More US Latinos Live in Most Polluted Areas

When I was a kid I used to ride the public transportation in Nuevo Laredo, Mexico: over crowded and harried where the bus didn’t actually stop at the corner, it just slowed down to give you chance to land upright on the side walk. The floorboards were sporadic so the exhaust seeped up among the passengers. It wasn’t safe or healthy but it was fast and I was young. The memory of bouncing in those bus seats came to mind when I read about the latest EPA report in americanprogress.org.

Two-thirds of Latino families reside in areas that do not meet the federal government’s air quality standards.

That shouldn’t surprise us. Latinos tend to live in urban areas where they are more exposed to pollution; that pretty much has to do with poverty and education levels.

My school bus ride used to take me past a manteca processing and packing factory, the stench of the lard-works was unbearable. It was in the poorer part of the city. The fact that the disadvantaged live among the highest levels of pollution is a universal problem, I think. But that doesn’t make it right.

Many Republican politicians have hooked on to the idea that in light of federal budget needs the EPA should be defunded. The truth is that they’ve never really liked the idea of an Environmental Protection Agency to begin with. But that agency is the only line of defense against enormous public health and safety assaults on the most vulnerable of populations.

Latino families are disproportionately exposed to some of the most dangerous environmental hazards—and often in their own backyards. Fully 66 percent of U.S. Latinos—25.6 million people—live in areas that do not meet the federal government’s safe air quality standards. This translates into shorter life spans: Latinos are three times as likely as whites to die from asthma. Latino children are also 60 percent more at risk than white children to have asthma attacks.

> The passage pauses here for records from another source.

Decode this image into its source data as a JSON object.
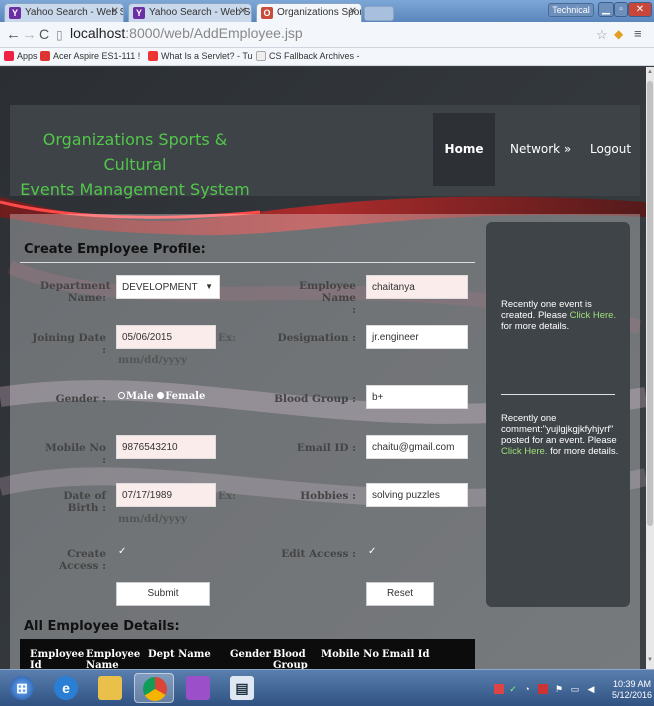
{
  "browser": {
    "tabs": [
      {
        "title": "Yahoo Search - Web Sear",
        "favicon": "Y"
      },
      {
        "title": "Yahoo Search - Web Sear",
        "favicon": "Y"
      },
      {
        "title": "Organizations Sports & C",
        "favicon": "O"
      }
    ],
    "user_badge": "Technical",
    "url_host": "localhost",
    "url_path": ":8000/web/AddEmployee.jsp",
    "bookmarks": [
      {
        "label": "Apps"
      },
      {
        "label": "Acer Aspire ES1-111 !"
      },
      {
        "label": "What Is a Servlet? - Tu"
      },
      {
        "label": "CS Fallback Archives -"
      }
    ]
  },
  "header": {
    "title_line1": "Organizations Sports & Cultural",
    "title_line2": "Events Management System",
    "nav": {
      "home": "Home",
      "network": "Network »",
      "logout": "Logout"
    }
  },
  "form": {
    "section_title": "Create Employee Profile:",
    "department": {
      "label_line1": "Department",
      "label_line2": "Name:",
      "value": "DEVELOPMENT"
    },
    "employee_name": {
      "label_line1": "Employee Name",
      "label_line2": ":",
      "value": "chaitanya"
    },
    "joining_date": {
      "label": "Joining Date :",
      "value": "05/06/2015",
      "hint": "Ex:",
      "format": "mm/dd/yyyy"
    },
    "designation": {
      "label": "Designation :",
      "value": "jr.engineer"
    },
    "gender": {
      "label": "Gender :",
      "male": "Male",
      "female": "Female",
      "selected": "Female"
    },
    "blood_group": {
      "label": "Blood Group :",
      "value": "b+"
    },
    "mobile": {
      "label": "Mobile No :",
      "value": "9876543210"
    },
    "email": {
      "label": "Email ID :",
      "value": "chaitu@gmail.com"
    },
    "dob": {
      "label": "Date of Birth :",
      "value": "07/17/1989",
      "hint": "Ex:",
      "format": "mm/dd/yyyy"
    },
    "hobbies": {
      "label": "Hobbies :",
      "value": "solving puzzles"
    },
    "create_access": {
      "label": "Create Access :",
      "checked": true,
      "mark": "✓"
    },
    "edit_access": {
      "label": "Edit Access :",
      "checked": true,
      "mark": "✓"
    },
    "submit_label": "Submit",
    "reset_label": "Reset"
  },
  "sidebar": {
    "notice1_pre": "Recently one event is created. Please ",
    "notice1_link": "Click Here.",
    "notice1_post": " for more details.",
    "notice2_pre": "Recently one comment:\"yujlgjkgjkfyhjyrf\" posted for an event. Please ",
    "notice2_link": "Click Here.",
    "notice2_post": " for more details."
  },
  "employee_table": {
    "section_title": "All Employee Details:",
    "columns": [
      {
        "line1": "Employee",
        "line2": "Id"
      },
      {
        "line1": "Employee",
        "line2": "Name"
      },
      {
        "line1": "Dept Name",
        "line2": ""
      },
      {
        "line1": "Gender",
        "line2": ""
      },
      {
        "line1": "Blood",
        "line2": "Group"
      },
      {
        "line1": "Mobile No",
        "line2": ""
      },
      {
        "line1": "Email Id",
        "line2": ""
      }
    ]
  },
  "taskbar": {
    "time": "10:39 AM",
    "date": "5/12/2016"
  },
  "colors": {
    "title_green": "#52c74a",
    "link_green": "#9fe07a",
    "header_bg": "#3e4347",
    "taskbar_blue": "#2f5282"
  }
}
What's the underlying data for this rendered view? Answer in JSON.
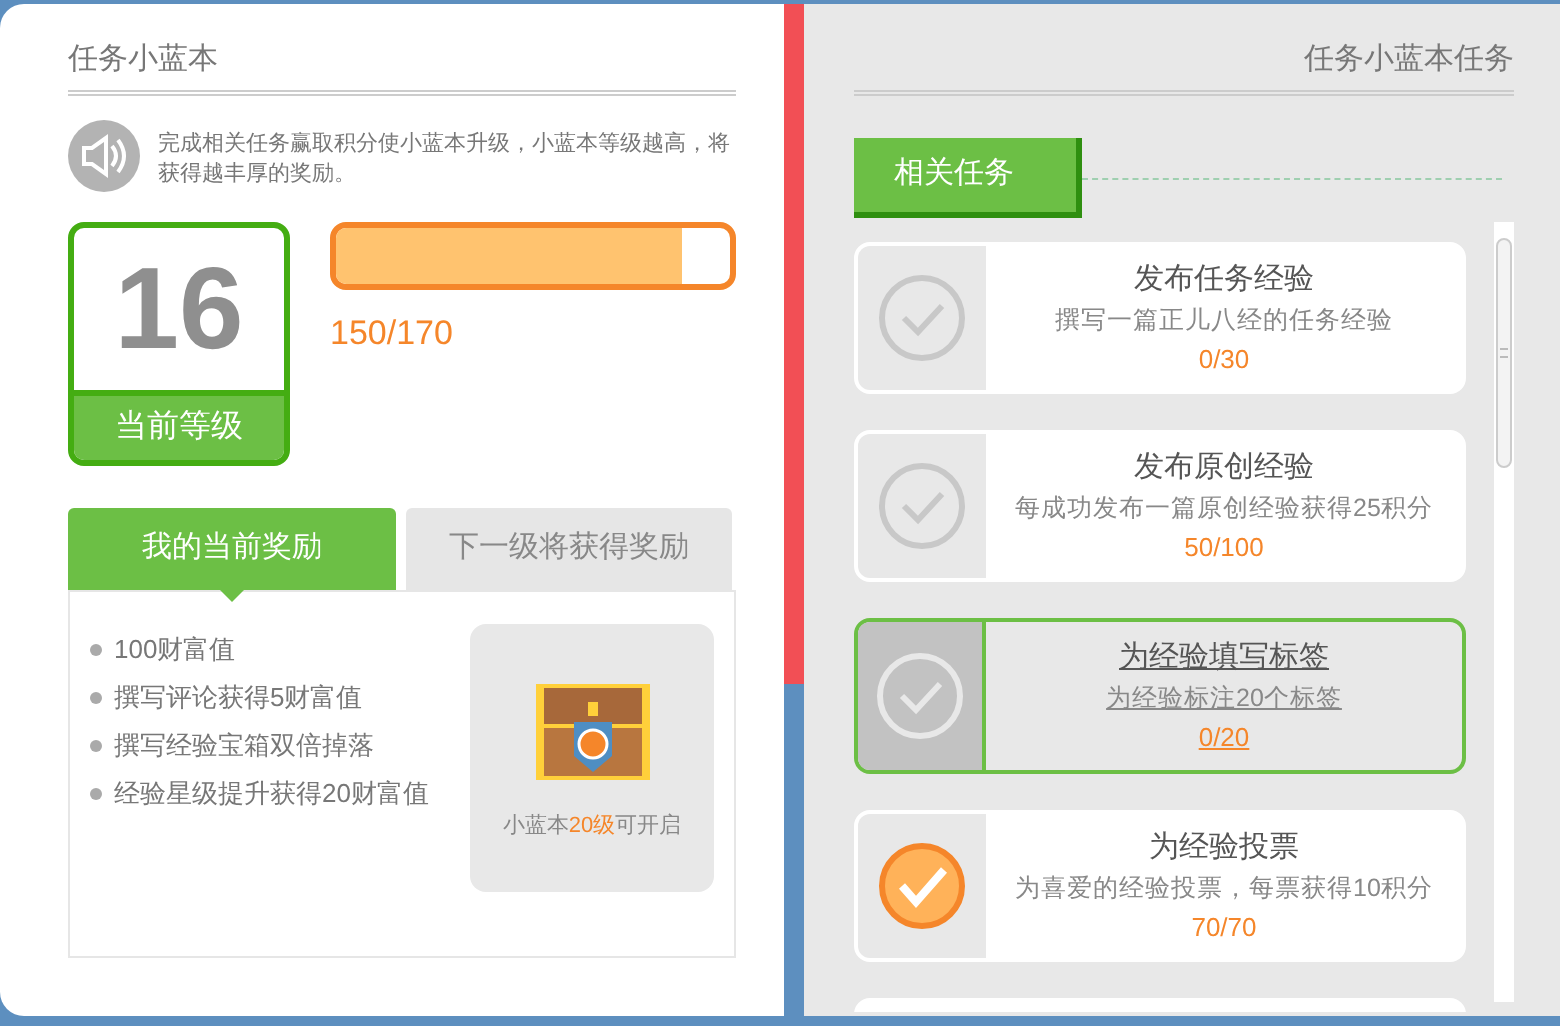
{
  "left": {
    "title": "任务小蓝本",
    "notice": "完成相关任务赢取积分使小蓝本升级，小蓝本等级越高，将获得越丰厚的奖励。",
    "level": {
      "value": "16",
      "label": "当前等级"
    },
    "progress": {
      "level": 0.88,
      "reading": "150/170"
    },
    "tabs": [
      {
        "label": "我的当前奖励",
        "selected": true
      },
      {
        "label": "下一级将获得奖励",
        "selected": false
      }
    ],
    "rewards": [
      "100财富值",
      "撰写评论获得5财富值",
      "撰写经验宝箱双倍掉落",
      "经验星级提升获得20财富值"
    ],
    "chest": {
      "caption": "小蓝本**20级**可开启"
    }
  },
  "right": {
    "title": "任务小蓝本任务",
    "section": "相关任务",
    "tasks": [
      {
        "title": "发布任务经验",
        "desc": "撰写一篇正儿八经的任务经验",
        "count": "0/30",
        "completed": false,
        "highlighted": false
      },
      {
        "title": "发布原创经验",
        "desc": "每成功发布一篇原创经验获得25积分",
        "count": "50/100",
        "completed": false,
        "highlighted": false
      },
      {
        "title": "为经验填写标签",
        "desc": "为经验标注20个标签",
        "count": "0/20",
        "completed": false,
        "highlighted": true
      },
      {
        "title": "为经验投票",
        "desc": "为喜爱的经验投票，每票获得10积分",
        "count": "70/70",
        "completed": true,
        "highlighted": false
      }
    ]
  }
}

The Center for American Progress published this chart that breaks-down the top pollution centers and how these affect Latinos:

The thing is that, according to a variety of polls, Latinos in general have strong convictions about the environment and their health:

  • The overwhelming majority of Latino voters in Florida (76 percent) and Nevada (74 percent), and about two out of three voters in Colorado (64 percent), consider global warming very or somewhat serious.
  • 87 percent of Latino voters believe the government should regulate emissions.
  • 75 percent of Latinos said they worry a great deal about air pollution compared with only 31 percent of whites.
  • 85 percent of Latinos said they worry a great or a fair amount about soil and water contamination from toxic waste.

You think it may have something to do with where Latinos live? And here’s an interesting fact that we all know intuitively:

Eighty-eight percent of our nation’s farm workers are Latino, and these employees and their families are regularly exposed to harmful pesticides in both the air and water.